I'm sure there were many other measures taken as well.
> the obesity epidemic [...] believe advertisement has something to do with it
How about the food pyramid pushed by governments that was full on processed carbs? How about the vilification of fat & meat made by the medical establishment I believe? How about people naturally choosing comfort and pleasure over hard work and restraint? How about partners working both with little time left to chop and cook at home?
I doubt you need ads to explain the obesity epidemic.
> I've never seen an ad for not eating. I've never seen an ad for not buying a pair of shoes.
Because we must eat and have shoes - we can't not buy food or shoes. None of those ads made me buy, they just influenced my purchase decision. And I see plenty of ads for health advisors and nutrition experts that tell me to eat more veggies and less sugar. Maybe they are not on main stream media, but alternative media is full of them.
> The trick is getting them to do it and letting them believe they made the choice.
If I wanted to protect my kids from that, I would expose them to more ads, not less. Because they would be even more vulnerable to ads if they saw fewer of them.
I believe that for the best ideas to win, we need to debate more, read more and learn more - not to burn the "bad" books.
At a time of their choosing they can subject themselves to marketing material (yellow pages) or simple word-of-mouth amplified by the Internet. Treating "knowledge of your product/service" as a market commodity is bizarre and has overall negative effects on competition (more money buys more awareness equals more sales).
I used to buy a magazine called "Computer Shopper", which I heard about via word of mouth.
Even now I will go out of my way to watch adverts for things like films I might be interested in.
Need to be careful with word of mouth though, many adverts are spread by word of mouth, especially on the internet where people are paid to say "hey this new $product is great". Those are worse that clearly marked ads.
If ads are the only way people are able to learn about products, then there is clearly a massive failure of imagination, as well as innovation.
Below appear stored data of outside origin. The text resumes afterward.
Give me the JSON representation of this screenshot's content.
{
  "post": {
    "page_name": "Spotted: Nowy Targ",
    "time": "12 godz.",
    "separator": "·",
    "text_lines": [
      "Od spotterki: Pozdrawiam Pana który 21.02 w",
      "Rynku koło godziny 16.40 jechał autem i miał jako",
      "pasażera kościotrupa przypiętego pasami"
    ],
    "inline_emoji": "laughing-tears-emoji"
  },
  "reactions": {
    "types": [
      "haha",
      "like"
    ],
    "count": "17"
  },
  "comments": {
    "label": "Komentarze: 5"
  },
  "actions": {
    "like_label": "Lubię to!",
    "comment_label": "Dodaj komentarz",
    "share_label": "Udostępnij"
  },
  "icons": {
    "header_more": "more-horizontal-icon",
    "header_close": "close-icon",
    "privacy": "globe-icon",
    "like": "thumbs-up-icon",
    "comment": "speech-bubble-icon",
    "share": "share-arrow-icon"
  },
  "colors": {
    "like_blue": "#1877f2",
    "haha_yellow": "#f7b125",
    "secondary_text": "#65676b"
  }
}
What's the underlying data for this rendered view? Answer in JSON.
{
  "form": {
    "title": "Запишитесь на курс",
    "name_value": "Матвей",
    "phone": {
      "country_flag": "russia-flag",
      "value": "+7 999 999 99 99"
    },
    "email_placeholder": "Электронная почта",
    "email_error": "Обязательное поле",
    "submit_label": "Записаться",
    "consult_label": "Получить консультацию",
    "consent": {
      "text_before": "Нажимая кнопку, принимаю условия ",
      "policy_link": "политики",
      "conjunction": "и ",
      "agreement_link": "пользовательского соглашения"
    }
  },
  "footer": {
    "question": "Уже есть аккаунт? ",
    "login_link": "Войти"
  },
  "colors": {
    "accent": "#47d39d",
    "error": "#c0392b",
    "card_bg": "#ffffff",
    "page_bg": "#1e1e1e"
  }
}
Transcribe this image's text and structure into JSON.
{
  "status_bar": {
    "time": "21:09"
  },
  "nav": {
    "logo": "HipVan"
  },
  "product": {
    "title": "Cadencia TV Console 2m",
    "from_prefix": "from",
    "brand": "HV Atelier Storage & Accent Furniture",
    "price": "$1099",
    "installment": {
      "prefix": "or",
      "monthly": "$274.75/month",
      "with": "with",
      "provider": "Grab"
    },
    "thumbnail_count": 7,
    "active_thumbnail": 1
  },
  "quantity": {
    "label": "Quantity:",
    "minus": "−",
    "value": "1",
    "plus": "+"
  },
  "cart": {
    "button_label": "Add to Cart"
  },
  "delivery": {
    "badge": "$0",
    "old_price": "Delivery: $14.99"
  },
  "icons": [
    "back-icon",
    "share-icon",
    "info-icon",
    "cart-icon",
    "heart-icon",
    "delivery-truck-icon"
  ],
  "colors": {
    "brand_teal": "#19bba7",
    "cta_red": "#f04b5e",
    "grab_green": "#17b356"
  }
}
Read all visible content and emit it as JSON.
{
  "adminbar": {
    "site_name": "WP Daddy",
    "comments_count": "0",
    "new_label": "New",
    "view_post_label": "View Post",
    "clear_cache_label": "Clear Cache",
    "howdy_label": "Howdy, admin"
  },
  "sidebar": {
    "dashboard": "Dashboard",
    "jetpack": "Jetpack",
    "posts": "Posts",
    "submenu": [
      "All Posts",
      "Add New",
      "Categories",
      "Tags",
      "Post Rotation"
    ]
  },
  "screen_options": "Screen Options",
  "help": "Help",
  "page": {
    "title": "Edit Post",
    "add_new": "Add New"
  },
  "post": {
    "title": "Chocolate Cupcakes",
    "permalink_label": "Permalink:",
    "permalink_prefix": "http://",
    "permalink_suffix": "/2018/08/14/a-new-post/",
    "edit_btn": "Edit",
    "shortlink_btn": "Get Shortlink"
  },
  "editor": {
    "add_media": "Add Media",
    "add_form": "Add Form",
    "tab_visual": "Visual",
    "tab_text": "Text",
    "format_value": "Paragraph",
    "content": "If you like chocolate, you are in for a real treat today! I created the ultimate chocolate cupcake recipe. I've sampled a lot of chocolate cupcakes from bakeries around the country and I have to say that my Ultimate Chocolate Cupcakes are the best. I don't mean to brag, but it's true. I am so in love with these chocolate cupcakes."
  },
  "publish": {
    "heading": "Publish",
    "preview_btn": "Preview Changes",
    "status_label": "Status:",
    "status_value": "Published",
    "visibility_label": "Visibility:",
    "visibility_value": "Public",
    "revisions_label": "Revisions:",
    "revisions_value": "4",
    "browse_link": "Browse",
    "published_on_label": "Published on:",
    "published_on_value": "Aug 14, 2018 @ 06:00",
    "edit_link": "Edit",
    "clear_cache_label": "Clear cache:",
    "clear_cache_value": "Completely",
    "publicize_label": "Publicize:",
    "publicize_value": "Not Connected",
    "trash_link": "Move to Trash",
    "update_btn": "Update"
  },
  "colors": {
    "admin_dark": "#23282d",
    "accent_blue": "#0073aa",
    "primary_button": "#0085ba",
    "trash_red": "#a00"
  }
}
People know what they need, and have always known. The concept of exploiting human psychology in order to sell more of a product to people who likely don't need it is a relatively recent development in human history. Plus you can just search for stuff you need in a search engine...
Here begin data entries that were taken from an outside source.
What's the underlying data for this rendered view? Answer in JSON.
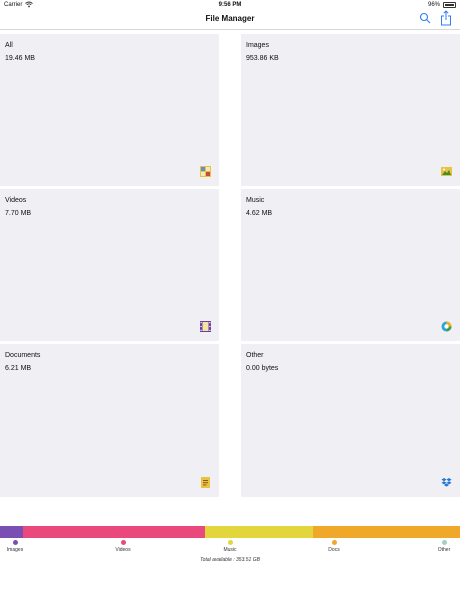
{
  "status": {
    "carrier": "Carrier",
    "time": "9:56 PM",
    "battery": "96%"
  },
  "nav": {
    "title": "File Manager"
  },
  "tiles": [
    {
      "label": "All",
      "size": "19.46 MB",
      "icon": "grid-icon"
    },
    {
      "label": "Images",
      "size": "953.86 KB",
      "icon": "photo-icon"
    },
    {
      "label": "Videos",
      "size": "7.70 MB",
      "icon": "film-icon"
    },
    {
      "label": "Music",
      "size": "4.62 MB",
      "icon": "music-icon"
    },
    {
      "label": "Documents",
      "size": "6.21 MB",
      "icon": "document-icon"
    },
    {
      "label": "Other",
      "size": "0.00 bytes",
      "icon": "dropbox-icon"
    }
  ],
  "storage": {
    "segments": [
      {
        "name": "Images",
        "color": "#7a4fb3",
        "fraction": 0.05
      },
      {
        "name": "Videos",
        "color": "#e9497c",
        "fraction": 0.395
      },
      {
        "name": "Music",
        "color": "#e3d53c",
        "fraction": 0.235
      },
      {
        "name": "Docs",
        "color": "#f0a82a",
        "fraction": 0.32
      }
    ],
    "legend": [
      {
        "label": "Images",
        "color": "#7a4fb3"
      },
      {
        "label": "Videos",
        "color": "#e9497c"
      },
      {
        "label": "Music",
        "color": "#e3d53c"
      },
      {
        "label": "Docs",
        "color": "#f0a82a"
      },
      {
        "label": "Other",
        "color": "#9fd3c0"
      }
    ],
    "total": "Total available : 353.51 GB"
  }
}
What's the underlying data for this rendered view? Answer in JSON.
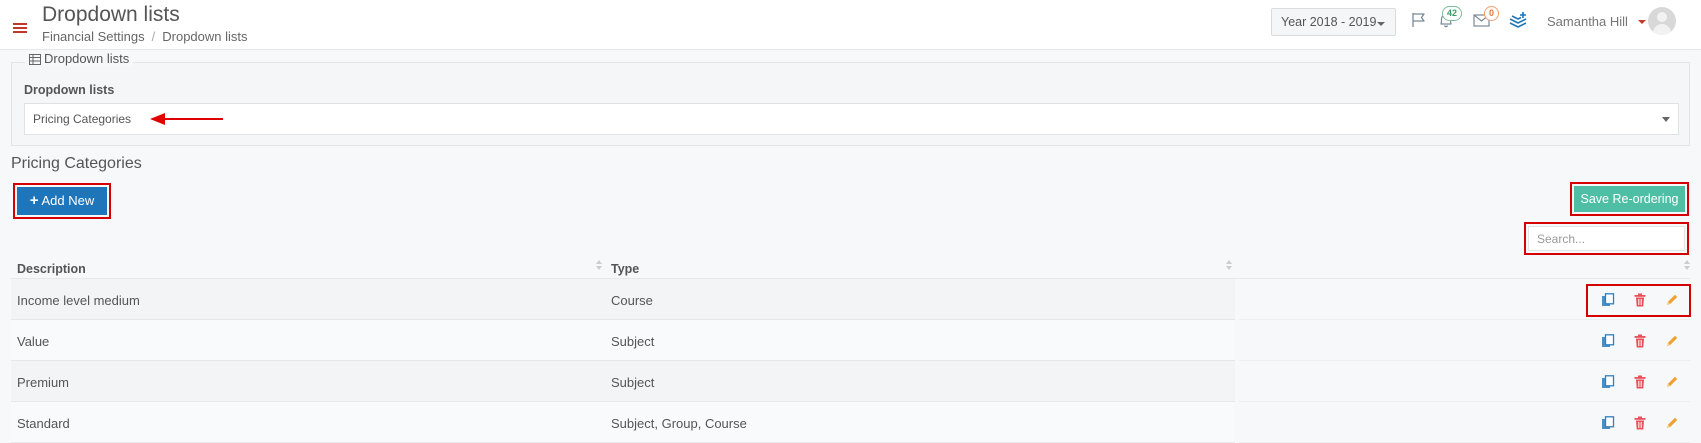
{
  "header": {
    "title": "Dropdown lists",
    "breadcrumb": [
      "Financial Settings",
      "Dropdown lists"
    ],
    "year_select": "Year 2018 - 2019",
    "notifications_count": "42",
    "messages_count": "0",
    "user_name": "Samantha Hill"
  },
  "panel": {
    "legend": "Dropdown lists",
    "label": "Dropdown lists",
    "selected_list": "Pricing Categories"
  },
  "section": {
    "title": "Pricing Categories",
    "add_label": "Add New",
    "save_label": "Save Re-ordering",
    "search_placeholder": "Search..."
  },
  "table": {
    "columns": [
      "Description",
      "Type"
    ],
    "rows": [
      {
        "description": "Income level medium",
        "type": "Course"
      },
      {
        "description": "Value",
        "type": "Subject"
      },
      {
        "description": "Premium",
        "type": "Subject"
      },
      {
        "description": "Standard",
        "type": "Subject, Group, Course"
      }
    ]
  },
  "colors": {
    "accent_blue": "#1f75b9",
    "save_green": "#4ebfa5",
    "annotation_red": "#d50000",
    "delete_red": "#e8505b",
    "edit_orange": "#f0a030"
  }
}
> People know what they need, and have always known
No we don't. I need a better mouse trap, but I already have mouse traps that work, so if you make a better one you need me to find out about it otherwise I'll just buy the same old not so good ones out of habit thinking they work as good as any other one. There are also problems that I don't even know I have. There are a lot of houses with terrible insulation that the owners really need some advertisement to get them to upgrade - it will pay off in just a few years.
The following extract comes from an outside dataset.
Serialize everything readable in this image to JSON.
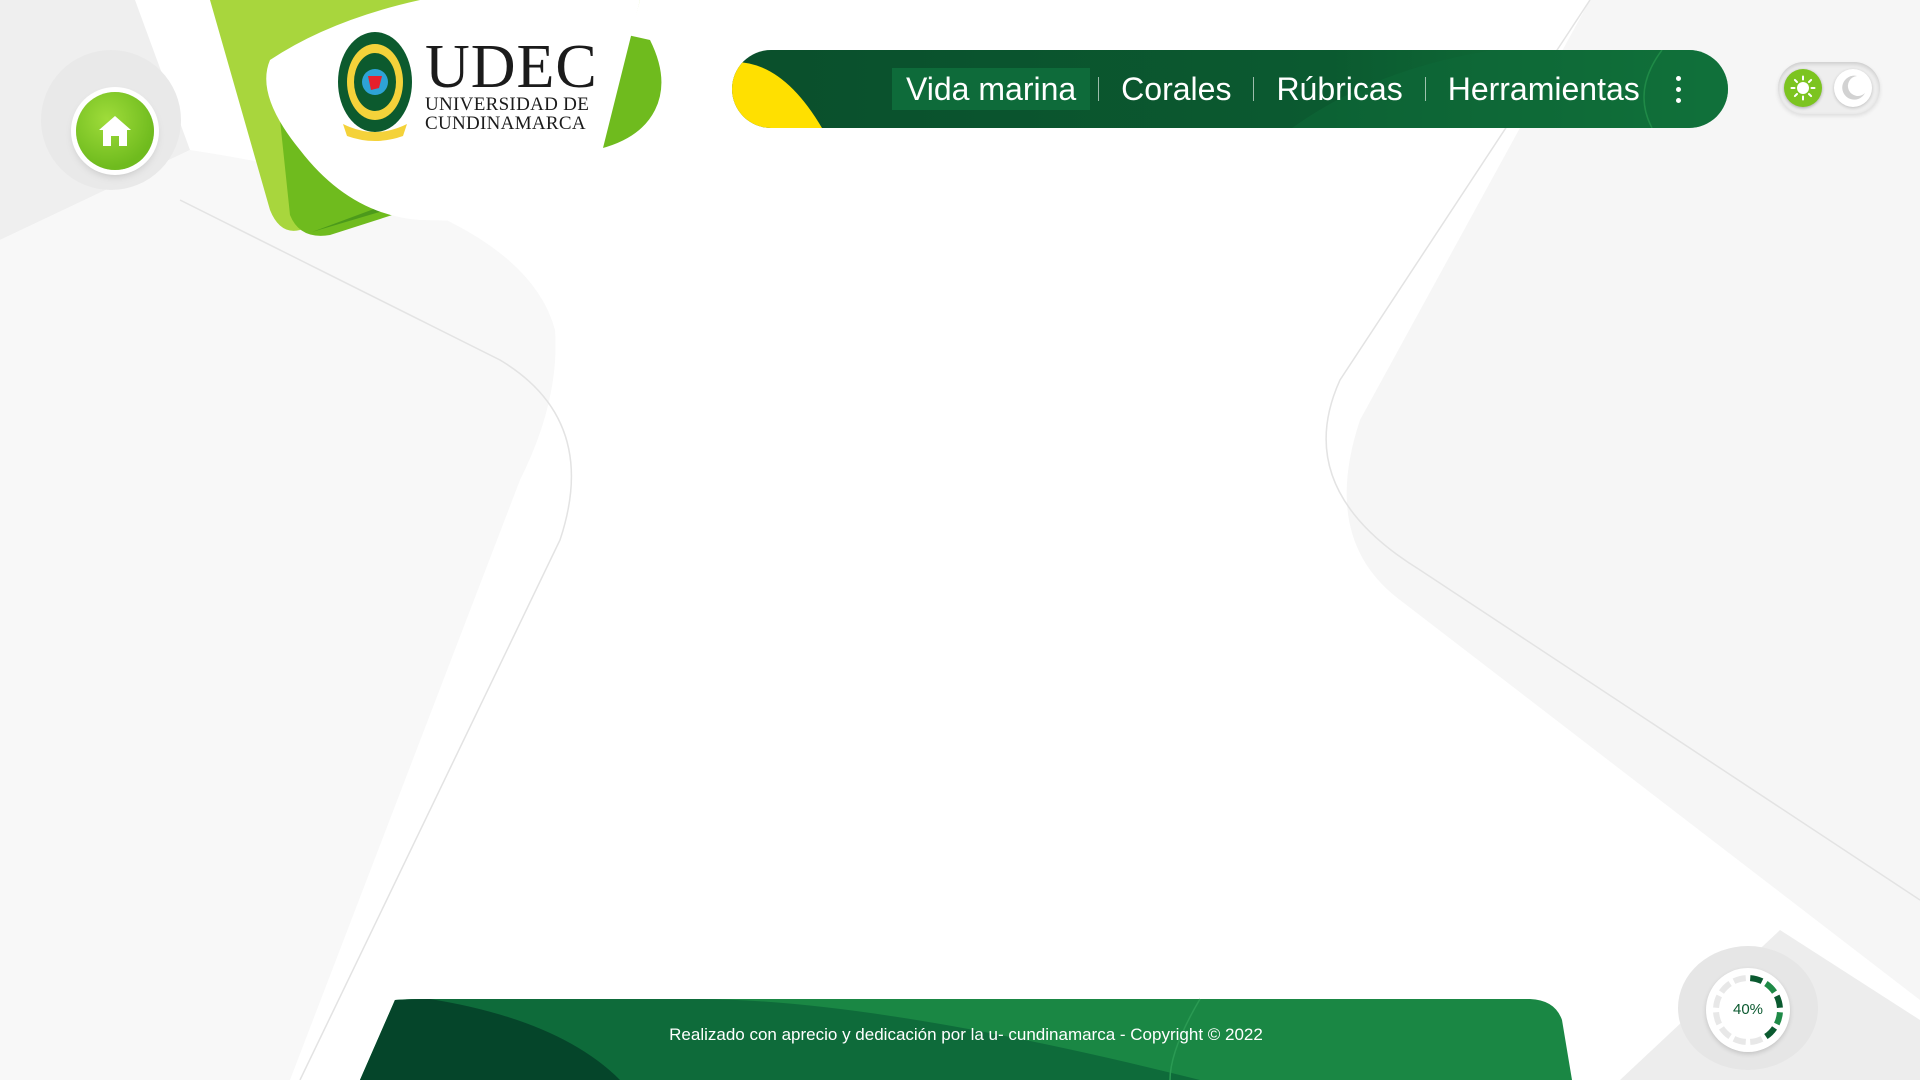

These ads do not need to interrupt people's lives to make their cases. If that mouse trap is so good then people who are in the market will discover it by active searching, then spread their discovery. If the new insulation will save people money then that's newsworthy information and will be reported on in information outlets that people subscribe to. The idea that businesses paying to push awareness is the only way people might discover previously unknown products and services is absurd.
If you think the mouse traps work you probably do not need other. Anyway, marketing is not good way to find about flaws of current ways. Because that is not it's focus.